Although there is evidence in the research literature from as far back as 40 years showing that the symptoms of attention-deficit/hyperactivity disorder (ADHD) often persist into adulthood, it has been only in the past decade or so that integrative treatment models designed specifically for adult ADHD have been developed.
Ari Tuckman, PsyD;
Oakland, Calif: New Harbinger, 2007
252 pp. • $49.95 (softcover)
Although there is evidence in the research literature from as far back as 40 years showing that the symptoms of attention-deficit/hyperactivity disorder (ADHD) often persist into adulthood, it has been only in the past decade or so that integrative treatment models designed specifically for adult ADHD have been developed. While there has not been a systematic empirical study of integrative, multimodal treatments for adult ADHD, there is a growing clinical research literature on the combination of pharmacotherapy and psychosocial treatments.
Ari Tuckman's book, Integrative Treatment for Adult ADHD: A Practical, Easy-to-Use Guide for Clinicians, tethers together the essential information about the treatment of adult ADHD. True to the book's subtitle, Tuckman surveys the relevant literature and culls from it a collection of practical intervention strategies that provide mental health clinicians a framework with which to help their adult patients with ADHD.
Clinicians cannot effectively implement treatment strategies for adult ADHD without first grasping the effects of the disorder on the daily lives of their patients. Thus, the first part of the book provides an introduction to adult ADHD. Chapter 1 provides the reader with a brief history of the diagnosis, the evolution and limitations of current diagnostic criteria, a review of commonly used assessment instruments, and a discussion of the various challenges to making an accurate diagnosis. Chapter 2 reviews the neurobiological and genetic underpinnings of ADHD as well as theories of the role of executive dysfunction as the source of the self-regulation problems encountered by adult patients. Chapter 3 outlines the types of day-to-day impairments experienced by adults with ADHD. Rather than ADHD being a benign disorder, its untreated symptoms can cause significant life problems.

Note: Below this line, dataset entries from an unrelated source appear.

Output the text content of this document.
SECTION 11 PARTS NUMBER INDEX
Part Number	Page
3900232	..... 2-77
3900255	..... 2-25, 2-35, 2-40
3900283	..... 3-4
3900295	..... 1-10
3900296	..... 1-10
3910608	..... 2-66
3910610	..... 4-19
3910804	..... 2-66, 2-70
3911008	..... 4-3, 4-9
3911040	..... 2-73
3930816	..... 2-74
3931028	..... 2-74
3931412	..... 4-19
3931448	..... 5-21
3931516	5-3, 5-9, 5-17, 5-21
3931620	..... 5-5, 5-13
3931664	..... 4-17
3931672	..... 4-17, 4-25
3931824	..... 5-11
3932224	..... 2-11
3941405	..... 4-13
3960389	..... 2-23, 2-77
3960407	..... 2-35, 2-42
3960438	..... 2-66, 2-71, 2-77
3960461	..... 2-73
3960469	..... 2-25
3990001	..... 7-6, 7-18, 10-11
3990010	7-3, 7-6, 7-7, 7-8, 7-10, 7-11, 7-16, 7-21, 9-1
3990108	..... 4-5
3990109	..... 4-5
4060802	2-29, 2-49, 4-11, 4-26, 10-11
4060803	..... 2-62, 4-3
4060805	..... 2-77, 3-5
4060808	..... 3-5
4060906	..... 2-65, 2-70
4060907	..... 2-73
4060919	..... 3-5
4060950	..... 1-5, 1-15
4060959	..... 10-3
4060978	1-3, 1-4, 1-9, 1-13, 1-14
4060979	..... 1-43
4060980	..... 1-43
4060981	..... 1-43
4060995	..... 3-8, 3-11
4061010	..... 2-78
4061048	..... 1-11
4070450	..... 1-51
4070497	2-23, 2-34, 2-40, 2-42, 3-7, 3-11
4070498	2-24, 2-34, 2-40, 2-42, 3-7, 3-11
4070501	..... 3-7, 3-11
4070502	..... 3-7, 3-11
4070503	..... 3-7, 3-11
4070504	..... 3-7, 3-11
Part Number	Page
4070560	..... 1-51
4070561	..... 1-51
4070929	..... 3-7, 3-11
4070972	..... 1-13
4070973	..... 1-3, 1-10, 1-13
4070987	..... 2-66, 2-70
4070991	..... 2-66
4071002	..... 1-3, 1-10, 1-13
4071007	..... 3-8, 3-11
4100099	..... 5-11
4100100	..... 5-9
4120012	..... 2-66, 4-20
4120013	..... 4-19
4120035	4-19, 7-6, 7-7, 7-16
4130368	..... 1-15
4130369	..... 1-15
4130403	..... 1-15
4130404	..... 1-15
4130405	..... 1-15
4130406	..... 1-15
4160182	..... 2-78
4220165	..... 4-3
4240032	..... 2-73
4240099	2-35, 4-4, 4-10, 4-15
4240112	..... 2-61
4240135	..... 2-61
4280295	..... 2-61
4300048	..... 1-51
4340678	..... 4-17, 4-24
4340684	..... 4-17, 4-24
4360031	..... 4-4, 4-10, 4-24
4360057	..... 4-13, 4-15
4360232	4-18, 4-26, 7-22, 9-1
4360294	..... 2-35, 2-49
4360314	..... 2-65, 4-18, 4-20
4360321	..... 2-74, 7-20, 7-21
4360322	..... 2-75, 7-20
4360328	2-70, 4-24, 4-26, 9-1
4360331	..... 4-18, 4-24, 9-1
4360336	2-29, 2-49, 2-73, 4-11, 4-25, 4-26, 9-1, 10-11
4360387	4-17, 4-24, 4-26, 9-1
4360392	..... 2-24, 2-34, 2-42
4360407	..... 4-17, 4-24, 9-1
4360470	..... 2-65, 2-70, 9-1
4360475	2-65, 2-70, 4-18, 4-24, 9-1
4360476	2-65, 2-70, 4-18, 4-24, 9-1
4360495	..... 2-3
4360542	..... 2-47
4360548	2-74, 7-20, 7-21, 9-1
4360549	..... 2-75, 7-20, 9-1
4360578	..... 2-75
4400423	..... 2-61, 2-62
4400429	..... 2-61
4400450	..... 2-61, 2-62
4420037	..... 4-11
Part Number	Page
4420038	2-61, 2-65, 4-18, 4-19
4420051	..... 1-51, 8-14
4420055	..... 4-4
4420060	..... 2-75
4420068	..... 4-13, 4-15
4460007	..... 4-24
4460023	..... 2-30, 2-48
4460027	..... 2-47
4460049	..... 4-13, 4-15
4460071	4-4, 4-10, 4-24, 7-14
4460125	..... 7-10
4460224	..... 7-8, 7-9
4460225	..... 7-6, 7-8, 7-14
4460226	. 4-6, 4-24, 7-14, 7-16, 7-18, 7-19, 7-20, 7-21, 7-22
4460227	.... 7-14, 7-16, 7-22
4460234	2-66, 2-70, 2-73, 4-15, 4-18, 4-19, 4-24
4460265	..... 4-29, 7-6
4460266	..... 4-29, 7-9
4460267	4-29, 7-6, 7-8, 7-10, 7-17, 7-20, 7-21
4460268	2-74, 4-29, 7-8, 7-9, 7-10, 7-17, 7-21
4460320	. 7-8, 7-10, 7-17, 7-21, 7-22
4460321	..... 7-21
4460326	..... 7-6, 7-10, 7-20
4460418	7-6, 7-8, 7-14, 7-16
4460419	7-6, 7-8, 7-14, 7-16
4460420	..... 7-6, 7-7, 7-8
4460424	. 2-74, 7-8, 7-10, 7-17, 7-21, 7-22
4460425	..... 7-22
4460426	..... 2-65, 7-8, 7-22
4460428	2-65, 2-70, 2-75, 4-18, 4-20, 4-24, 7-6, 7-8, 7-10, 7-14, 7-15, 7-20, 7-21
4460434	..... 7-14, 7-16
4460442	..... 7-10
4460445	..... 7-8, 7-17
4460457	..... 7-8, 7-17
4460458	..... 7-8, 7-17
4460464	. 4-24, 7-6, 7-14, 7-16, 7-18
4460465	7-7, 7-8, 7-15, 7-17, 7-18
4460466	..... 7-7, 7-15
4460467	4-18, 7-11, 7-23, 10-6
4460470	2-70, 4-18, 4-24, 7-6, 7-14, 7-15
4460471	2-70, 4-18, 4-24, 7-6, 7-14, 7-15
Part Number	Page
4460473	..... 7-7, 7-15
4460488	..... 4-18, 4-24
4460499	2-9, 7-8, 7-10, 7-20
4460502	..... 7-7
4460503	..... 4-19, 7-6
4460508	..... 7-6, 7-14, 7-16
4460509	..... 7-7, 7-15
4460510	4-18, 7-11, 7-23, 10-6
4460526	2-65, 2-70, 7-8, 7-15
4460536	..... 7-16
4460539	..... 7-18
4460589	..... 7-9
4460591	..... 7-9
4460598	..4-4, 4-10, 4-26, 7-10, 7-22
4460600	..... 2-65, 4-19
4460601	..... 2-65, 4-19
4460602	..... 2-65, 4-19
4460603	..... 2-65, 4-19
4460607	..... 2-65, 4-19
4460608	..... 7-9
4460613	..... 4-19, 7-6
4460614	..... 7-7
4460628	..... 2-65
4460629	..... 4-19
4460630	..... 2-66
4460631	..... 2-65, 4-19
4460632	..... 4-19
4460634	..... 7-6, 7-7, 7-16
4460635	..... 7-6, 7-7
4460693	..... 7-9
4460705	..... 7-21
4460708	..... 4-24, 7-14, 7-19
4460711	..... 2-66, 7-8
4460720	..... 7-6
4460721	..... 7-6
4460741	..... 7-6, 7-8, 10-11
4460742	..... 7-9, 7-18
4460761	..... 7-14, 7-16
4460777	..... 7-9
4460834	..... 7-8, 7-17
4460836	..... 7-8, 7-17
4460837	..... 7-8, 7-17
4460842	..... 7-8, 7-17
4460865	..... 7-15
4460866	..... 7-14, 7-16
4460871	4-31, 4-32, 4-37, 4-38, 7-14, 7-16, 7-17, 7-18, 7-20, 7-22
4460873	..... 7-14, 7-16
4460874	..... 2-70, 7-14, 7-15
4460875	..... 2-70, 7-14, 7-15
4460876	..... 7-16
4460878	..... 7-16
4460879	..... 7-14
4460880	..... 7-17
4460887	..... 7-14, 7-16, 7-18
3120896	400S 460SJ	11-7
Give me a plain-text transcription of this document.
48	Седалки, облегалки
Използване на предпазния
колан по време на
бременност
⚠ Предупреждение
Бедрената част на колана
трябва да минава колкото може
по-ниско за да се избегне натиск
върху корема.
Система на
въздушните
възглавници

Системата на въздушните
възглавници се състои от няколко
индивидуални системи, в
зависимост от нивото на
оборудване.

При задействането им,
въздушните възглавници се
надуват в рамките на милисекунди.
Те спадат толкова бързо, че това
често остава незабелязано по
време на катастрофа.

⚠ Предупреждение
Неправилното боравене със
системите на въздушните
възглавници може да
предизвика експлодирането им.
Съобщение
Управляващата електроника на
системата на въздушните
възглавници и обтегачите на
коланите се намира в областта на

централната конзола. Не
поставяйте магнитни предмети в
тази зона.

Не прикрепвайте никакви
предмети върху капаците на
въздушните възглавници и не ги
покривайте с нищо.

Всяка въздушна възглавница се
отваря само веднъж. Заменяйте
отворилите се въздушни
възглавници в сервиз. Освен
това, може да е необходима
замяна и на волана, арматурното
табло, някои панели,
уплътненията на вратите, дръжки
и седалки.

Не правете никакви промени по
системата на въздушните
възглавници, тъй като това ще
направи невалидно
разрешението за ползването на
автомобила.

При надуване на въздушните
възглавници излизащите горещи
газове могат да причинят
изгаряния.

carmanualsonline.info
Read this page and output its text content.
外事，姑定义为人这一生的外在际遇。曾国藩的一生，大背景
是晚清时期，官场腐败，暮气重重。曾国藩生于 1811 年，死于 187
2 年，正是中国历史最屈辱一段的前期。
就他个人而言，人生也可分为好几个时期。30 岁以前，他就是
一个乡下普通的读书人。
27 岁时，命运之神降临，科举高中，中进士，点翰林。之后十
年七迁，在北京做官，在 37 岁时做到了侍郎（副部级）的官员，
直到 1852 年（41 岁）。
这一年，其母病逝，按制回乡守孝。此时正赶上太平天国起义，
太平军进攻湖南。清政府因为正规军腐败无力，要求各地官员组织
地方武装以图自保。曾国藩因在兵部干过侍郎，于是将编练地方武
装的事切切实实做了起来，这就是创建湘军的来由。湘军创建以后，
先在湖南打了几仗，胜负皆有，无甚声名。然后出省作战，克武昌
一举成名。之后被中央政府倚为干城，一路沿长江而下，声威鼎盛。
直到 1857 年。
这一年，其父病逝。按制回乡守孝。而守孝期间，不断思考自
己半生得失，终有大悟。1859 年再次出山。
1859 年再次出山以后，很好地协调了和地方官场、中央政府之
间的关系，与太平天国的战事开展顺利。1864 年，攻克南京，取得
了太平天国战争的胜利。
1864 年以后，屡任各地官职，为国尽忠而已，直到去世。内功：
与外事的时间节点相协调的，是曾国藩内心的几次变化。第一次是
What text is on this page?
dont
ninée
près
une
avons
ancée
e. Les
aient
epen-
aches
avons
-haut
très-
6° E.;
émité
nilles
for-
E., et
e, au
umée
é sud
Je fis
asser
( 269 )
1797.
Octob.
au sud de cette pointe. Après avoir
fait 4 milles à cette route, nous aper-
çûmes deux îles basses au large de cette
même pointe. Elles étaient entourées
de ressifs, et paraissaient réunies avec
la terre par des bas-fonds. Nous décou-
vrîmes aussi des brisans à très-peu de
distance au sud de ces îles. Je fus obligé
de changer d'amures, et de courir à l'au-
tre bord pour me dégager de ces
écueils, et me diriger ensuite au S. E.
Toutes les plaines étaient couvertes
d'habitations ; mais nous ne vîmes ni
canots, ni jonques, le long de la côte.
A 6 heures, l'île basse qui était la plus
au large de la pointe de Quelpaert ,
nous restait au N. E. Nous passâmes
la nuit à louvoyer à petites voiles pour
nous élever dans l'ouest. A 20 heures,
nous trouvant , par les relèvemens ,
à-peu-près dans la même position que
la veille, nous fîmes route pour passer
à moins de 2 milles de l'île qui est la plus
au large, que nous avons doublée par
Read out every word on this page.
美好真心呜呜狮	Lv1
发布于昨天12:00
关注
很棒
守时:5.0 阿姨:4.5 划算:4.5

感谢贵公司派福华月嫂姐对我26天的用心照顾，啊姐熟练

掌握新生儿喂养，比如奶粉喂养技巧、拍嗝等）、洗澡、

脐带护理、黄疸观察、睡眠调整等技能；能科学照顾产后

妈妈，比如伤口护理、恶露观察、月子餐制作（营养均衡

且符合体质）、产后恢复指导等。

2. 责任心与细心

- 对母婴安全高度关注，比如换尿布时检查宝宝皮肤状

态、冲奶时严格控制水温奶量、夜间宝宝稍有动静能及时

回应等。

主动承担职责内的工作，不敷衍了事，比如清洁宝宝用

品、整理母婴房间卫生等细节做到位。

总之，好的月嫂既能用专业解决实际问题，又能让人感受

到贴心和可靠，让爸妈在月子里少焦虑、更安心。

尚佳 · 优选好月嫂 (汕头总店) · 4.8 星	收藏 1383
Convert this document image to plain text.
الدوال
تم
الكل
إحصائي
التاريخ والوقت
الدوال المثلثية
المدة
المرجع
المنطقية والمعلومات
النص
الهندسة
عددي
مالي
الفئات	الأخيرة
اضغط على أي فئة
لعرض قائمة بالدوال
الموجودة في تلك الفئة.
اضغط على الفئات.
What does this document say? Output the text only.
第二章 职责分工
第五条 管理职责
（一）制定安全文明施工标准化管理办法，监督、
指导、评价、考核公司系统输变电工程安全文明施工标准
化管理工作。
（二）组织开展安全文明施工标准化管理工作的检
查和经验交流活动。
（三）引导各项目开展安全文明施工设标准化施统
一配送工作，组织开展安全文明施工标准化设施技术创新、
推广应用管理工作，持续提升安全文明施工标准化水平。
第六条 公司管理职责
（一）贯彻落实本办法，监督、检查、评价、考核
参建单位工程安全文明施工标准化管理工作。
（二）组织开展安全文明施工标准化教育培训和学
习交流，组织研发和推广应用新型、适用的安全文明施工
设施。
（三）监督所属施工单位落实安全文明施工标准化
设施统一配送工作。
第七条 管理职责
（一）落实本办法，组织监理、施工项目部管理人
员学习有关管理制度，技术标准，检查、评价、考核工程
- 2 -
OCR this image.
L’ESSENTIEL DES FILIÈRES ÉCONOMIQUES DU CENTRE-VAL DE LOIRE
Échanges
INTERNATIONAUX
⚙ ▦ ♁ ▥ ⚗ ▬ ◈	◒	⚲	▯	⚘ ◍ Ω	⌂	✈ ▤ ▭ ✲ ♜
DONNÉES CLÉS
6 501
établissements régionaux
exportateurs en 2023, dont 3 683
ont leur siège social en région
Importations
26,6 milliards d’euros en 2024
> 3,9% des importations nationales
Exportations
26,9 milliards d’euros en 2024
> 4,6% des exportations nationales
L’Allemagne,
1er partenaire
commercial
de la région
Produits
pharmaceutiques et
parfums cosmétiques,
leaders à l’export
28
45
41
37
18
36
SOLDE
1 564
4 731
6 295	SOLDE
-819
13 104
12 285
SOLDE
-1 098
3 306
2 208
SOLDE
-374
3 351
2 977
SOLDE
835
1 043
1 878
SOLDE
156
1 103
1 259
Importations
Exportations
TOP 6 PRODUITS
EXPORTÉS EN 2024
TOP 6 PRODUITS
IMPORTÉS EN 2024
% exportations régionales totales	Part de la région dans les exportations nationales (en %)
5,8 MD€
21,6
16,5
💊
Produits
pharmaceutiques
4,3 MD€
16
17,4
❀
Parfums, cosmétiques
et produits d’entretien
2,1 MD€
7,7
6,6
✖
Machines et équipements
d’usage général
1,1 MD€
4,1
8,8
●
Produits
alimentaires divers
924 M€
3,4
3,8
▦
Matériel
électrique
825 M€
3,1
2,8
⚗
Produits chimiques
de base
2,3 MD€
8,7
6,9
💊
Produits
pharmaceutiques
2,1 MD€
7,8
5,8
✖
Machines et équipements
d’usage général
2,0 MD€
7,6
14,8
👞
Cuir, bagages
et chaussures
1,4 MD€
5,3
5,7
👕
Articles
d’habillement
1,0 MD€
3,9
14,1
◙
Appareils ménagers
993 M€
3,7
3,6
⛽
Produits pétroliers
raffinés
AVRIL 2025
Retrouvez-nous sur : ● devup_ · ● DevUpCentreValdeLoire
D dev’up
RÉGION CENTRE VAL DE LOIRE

The second part of the book introduces the components of integrative treatment, starting with a discussion of psychoeducation in Chapter 4. Chapter 5 is an overview of the pharmacological treatment options, including second-tier agents and combination regimens for cases of comorbidity. ADHD coaching is discussed in the penultimate chapter, and Chapter 7 wraps up the discussion of treatment with ways to adapt psychotherapy to address the low self-esteem, distorted cognitive patterns, and maladaptive coping behaviors associated with adult ADHD. The appendix offers resources that clinicians can give to patients. In addition, readers are invited to visit the author's Web site for useful clinical materials that can be downloaded.
Overall, Tuckman's book offers a highly competent overview of adult ADHD and gives practicing clinicians useful strategies for helping their adult patients with ADHD to better manage their lives and thereby to experience improved well-being.